2. Keep them occupied

Giving your dog exercise before you go and activities for when you’re away can help relieve their separation anxiety. Food puzzle or “feeder” toys, like a classic Kong stuffed with treats and frozen, keeps your dog engaged in a fun activity while also getting a nice reward. Another strategy is to hide treats or small bits of food around the house before you go, which your pet can then “hunt” for while you’re away. Cats may benefit from streaming video of birds, fish, etc, or even a safe enclosed “catio”

3. Stay calm

Help your pet dog get used to you leaving by making a calm routine around departures. Give them a favorite toy or treat as you go to show that leaving isn’t something bad.
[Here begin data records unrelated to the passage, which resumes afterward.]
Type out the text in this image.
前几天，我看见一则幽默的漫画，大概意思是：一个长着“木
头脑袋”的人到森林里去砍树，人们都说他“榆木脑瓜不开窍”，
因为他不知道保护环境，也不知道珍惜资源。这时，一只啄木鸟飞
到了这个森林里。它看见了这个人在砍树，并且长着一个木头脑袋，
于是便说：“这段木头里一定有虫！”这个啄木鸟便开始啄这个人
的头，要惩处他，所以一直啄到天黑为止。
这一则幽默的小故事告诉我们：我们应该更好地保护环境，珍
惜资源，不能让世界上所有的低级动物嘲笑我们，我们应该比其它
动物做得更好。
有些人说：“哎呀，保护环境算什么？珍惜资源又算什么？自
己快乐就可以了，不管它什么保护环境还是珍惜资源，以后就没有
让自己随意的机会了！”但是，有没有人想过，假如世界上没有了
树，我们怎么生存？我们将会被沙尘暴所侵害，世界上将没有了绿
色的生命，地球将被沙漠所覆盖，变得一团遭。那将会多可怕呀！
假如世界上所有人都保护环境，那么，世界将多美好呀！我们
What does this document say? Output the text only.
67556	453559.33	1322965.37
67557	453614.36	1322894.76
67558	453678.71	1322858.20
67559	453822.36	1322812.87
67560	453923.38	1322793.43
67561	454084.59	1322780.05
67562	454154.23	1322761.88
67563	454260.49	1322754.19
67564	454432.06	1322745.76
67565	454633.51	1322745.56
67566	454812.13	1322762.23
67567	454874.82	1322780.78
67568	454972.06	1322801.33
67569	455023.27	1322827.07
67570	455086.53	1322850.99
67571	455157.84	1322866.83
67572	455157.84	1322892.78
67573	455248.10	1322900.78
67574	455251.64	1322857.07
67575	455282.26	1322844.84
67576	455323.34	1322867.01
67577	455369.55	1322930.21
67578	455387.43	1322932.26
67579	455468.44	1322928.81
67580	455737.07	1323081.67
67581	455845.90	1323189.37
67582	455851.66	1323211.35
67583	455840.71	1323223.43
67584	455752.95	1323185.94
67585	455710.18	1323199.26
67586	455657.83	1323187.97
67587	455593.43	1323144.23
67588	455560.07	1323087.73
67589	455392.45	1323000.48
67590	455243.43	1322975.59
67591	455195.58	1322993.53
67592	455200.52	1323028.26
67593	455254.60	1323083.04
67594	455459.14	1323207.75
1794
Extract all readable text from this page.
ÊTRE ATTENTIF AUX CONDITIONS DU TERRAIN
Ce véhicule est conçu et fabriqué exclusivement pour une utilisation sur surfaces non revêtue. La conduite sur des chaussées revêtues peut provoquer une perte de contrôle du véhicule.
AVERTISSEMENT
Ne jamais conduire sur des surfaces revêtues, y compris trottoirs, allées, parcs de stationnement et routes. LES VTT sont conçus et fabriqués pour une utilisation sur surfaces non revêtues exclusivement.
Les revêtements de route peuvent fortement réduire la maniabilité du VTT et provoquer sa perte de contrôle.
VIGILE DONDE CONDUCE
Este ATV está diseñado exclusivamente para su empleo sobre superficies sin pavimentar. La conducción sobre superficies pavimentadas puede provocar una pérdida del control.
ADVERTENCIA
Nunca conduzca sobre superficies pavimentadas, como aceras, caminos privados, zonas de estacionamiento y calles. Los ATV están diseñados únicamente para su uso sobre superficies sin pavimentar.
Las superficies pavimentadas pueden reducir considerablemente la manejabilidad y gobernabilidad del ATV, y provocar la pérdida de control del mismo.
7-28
You can also teach them an “easy” or “relax command” Your demeanor can influence your pet too, so make sure to stay calm and even when you leave! Consider a pheromone collar or diffuser to help them relax while you are gone.

4. Use the buddy system

An abrupt transition from having people around all day to seeing no one during the school day can feel lonely and contribute to separation anxiety. If your dog has trouble being alone, consider having a pet sitter stay with them during the day. This can be a friend, neighbor, family member, or licensed sitter; anyone who could interact with your pet during the day. There are also daycares where dogs can go and engage in supervised play with others. Dog walking services also can be scheduled for your pet’s peak anxiety period

5. Talk to a professional

Sometimes medication can help pets who experience separation anxiety, especially if it is severe. Be sure to record some video of the behavior to pinpoint what the trouble might be. Call Goodheart to connect with Dr. Spencer about any of the techniques we describe, and whether medication might be helpful for your pet.

Trainers can also help eliminate unwanted behaviors and create a more soothing environment for your pet.

Going back to school is a time of change for the whole family. By following these tips you can create a plan of action to help your pets have as smooth of a back to school transition as possible.